MrBeast’s act of kindness exposed one of the big debates roiling the medical profession: should disabilities be fixed—or celebrated?

Dr. Jeff Levenson first noticed the problem back in 2009 when he was biking to work in the dark hours of the morning. The glare from the headlights of approaching cars dazzled his eyes to the point he couldn’t see.

Then, a few weeks later, he looked across the kitchen table to glance at his wife, who sat less than six feet away. All he could make out was her shadow.

Levenson, an experienced ophthalmologist with a busy practice in Jacksonville, Florida, immediately knew what was wrong. He was going blind. But at 51, he also knew it was likely cataracts, which can be fixed with a simple surgery.

One month and two 15-minute surgeries on each of his eyes later, Levenson returned to his backyard and said he felt reborn. 

“I remember going outside and saying the sky is impossibly blue and these trees are impossibly green,” he said. 

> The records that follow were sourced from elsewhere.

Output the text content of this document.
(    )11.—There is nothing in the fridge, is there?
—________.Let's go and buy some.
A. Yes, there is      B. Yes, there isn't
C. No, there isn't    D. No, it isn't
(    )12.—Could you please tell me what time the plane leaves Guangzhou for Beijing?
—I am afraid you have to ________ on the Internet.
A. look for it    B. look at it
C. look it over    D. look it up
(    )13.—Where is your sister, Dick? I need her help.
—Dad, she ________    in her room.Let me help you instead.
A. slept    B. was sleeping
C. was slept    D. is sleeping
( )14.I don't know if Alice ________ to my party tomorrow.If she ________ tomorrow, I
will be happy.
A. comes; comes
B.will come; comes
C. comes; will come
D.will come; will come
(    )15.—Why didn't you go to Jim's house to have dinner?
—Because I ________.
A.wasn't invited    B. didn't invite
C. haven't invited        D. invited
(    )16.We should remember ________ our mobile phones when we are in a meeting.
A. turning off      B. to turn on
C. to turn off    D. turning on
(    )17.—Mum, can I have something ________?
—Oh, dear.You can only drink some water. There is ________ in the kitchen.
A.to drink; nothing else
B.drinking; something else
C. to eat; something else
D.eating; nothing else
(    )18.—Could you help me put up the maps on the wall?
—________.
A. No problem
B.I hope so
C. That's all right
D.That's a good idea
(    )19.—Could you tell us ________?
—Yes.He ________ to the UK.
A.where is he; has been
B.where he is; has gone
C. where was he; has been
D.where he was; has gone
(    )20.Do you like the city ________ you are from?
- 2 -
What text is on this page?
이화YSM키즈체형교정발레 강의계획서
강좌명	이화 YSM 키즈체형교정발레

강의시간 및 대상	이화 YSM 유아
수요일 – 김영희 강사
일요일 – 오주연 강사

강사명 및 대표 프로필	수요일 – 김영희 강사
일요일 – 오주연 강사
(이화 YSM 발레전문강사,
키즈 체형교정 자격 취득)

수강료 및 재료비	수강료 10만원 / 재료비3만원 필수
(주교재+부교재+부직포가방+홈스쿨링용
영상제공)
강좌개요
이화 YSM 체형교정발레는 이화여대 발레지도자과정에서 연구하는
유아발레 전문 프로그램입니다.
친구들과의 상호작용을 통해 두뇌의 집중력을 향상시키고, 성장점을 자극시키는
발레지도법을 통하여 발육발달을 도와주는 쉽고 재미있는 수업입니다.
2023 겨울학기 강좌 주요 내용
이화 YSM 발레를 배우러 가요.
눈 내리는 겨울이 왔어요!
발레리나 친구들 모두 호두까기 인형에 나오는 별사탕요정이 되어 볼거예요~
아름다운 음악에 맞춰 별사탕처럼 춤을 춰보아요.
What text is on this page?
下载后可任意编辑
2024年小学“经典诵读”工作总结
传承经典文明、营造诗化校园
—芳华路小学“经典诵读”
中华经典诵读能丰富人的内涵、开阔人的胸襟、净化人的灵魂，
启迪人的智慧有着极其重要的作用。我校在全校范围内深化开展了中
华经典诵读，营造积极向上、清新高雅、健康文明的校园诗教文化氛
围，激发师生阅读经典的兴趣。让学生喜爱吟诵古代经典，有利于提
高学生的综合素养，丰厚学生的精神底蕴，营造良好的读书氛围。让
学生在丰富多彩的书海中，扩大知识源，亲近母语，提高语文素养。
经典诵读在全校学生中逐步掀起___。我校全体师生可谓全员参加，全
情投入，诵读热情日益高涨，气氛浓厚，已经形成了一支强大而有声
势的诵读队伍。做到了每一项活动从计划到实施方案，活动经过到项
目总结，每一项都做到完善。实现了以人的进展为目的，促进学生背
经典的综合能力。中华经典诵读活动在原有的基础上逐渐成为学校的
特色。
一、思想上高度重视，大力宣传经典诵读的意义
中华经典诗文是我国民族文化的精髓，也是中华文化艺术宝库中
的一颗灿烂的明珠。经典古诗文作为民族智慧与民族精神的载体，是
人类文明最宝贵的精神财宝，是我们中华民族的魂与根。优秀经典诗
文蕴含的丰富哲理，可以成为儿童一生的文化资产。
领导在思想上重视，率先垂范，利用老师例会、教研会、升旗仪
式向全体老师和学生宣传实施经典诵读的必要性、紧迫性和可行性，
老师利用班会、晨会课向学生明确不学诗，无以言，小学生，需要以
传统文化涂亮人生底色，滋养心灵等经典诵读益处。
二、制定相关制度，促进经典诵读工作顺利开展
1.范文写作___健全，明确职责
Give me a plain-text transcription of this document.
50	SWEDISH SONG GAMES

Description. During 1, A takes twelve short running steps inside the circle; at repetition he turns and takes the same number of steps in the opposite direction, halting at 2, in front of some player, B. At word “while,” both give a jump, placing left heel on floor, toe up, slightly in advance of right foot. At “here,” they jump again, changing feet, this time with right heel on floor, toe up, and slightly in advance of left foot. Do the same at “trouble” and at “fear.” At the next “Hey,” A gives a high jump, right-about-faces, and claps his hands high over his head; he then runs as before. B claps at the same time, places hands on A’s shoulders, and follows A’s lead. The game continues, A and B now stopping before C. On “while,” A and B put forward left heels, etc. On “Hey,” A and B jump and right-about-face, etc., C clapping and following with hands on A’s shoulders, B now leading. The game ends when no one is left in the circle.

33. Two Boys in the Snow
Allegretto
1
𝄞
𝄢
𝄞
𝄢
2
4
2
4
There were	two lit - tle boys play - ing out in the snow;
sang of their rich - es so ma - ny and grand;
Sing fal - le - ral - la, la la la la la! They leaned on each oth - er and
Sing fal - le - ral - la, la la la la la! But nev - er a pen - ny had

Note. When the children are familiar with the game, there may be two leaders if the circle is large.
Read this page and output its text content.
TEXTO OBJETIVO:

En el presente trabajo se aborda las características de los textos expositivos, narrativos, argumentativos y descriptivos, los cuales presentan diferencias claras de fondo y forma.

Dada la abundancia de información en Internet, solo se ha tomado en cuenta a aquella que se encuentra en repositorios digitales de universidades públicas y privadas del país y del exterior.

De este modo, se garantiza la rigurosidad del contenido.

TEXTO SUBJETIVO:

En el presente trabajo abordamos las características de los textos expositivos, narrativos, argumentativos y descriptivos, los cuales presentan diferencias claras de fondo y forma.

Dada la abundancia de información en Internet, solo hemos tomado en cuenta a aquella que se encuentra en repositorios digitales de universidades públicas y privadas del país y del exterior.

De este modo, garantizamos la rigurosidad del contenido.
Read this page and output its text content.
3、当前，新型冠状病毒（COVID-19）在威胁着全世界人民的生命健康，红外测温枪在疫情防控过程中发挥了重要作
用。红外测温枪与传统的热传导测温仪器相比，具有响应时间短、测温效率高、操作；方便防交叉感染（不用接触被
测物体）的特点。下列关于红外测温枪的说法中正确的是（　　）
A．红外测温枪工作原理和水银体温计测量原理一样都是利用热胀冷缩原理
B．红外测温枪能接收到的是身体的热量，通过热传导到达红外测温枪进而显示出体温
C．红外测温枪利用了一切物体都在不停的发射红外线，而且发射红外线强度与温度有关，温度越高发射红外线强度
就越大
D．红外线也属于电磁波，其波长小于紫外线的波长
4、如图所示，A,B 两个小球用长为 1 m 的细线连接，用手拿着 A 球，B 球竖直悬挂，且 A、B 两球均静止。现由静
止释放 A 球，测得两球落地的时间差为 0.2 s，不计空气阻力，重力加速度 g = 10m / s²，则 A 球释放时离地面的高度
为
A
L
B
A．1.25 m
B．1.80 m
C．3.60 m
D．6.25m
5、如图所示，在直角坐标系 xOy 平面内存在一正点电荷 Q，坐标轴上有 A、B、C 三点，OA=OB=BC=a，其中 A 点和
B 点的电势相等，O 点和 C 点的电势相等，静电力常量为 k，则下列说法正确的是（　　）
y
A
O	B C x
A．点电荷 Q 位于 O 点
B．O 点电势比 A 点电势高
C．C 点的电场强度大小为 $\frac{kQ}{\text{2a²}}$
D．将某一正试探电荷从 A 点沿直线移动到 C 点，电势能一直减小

The experience changed the trajectory of his life. He started reading about how many people around the world had cataracts—100 million, 17 million of whom had gone completely blind. 

“This wasn’t an inconvenience for them. It was a life-changing, life-defining, life-limiting experience,” Levenson told me. “It was a tragedy.” 

Levenson wanted to give others the gift of sight, and he wanted to give it to as many people as possible. 

But cataract surgery in the United States can cost around $3,000 to $5,000 per eye without insurance, mostly because the procedure relies on a highly specialized device that vibrates at 40,000 times per second. Through a tiny, 2 1/2 millimeter incision in the eye, the device swiftly sucks out the cataract, leaving space for the surgeon to insert a brand-new, man-made lens. 

But Levenson also discovered that doctors in developing countries have devised a cheaper way to treat cataracts, called Manual Small Incision Cataract Surgery (MSICS), which costs less than $20 with virtually the same patient outcomes.

Four months after his own surgery, Levenson hopped on a plane to Honduras to meet a doctor who trained him how to do the surgery, and then set out to travel across the developing world and make the surgery accessible to anyone in need. 

“There’s this feeling that you get only very rarely in the course of a lifetime,” Levenson said, “that this is what you were born for.” 

In 2016 he became the chief medical officer of SEE International. In his almost 40 years as a practicing ophthalmologist, Levenson, now 65, estimates he’s helped bring back sight to 40,000 people. 

Then, last September, Levenson received an intriguing, if baffling, phone call. Someone named “MrBeast,” who was something called a “YouTuber,” had heard about Levenson’s work, and wanted to pay for one thousand people to have cataract surgery—and he wanted it to take place in three weeks.

Six years ago, an 18-year-old named Jimmy Donaldson—who went by the online username MrBeast—made a video in which the baby-faced performer sat in his bedroom and counted to 100,000—for 40 hours. It went viral. Six months later, he gave a homeless man $100,000, launching his trademark “stunt philanthropy.” Now Donaldson boasts more than 201 million subscribers—the second largest number on YouTube.

Three weeks after Levenson received that phone call, Donaldson showed up in the doctor’s waiting room with his 30-member crew. The final product—an eight-minute-long video released January 28 of this year and titled “1,000 Blind People See For The First Time”—caused a stir online. 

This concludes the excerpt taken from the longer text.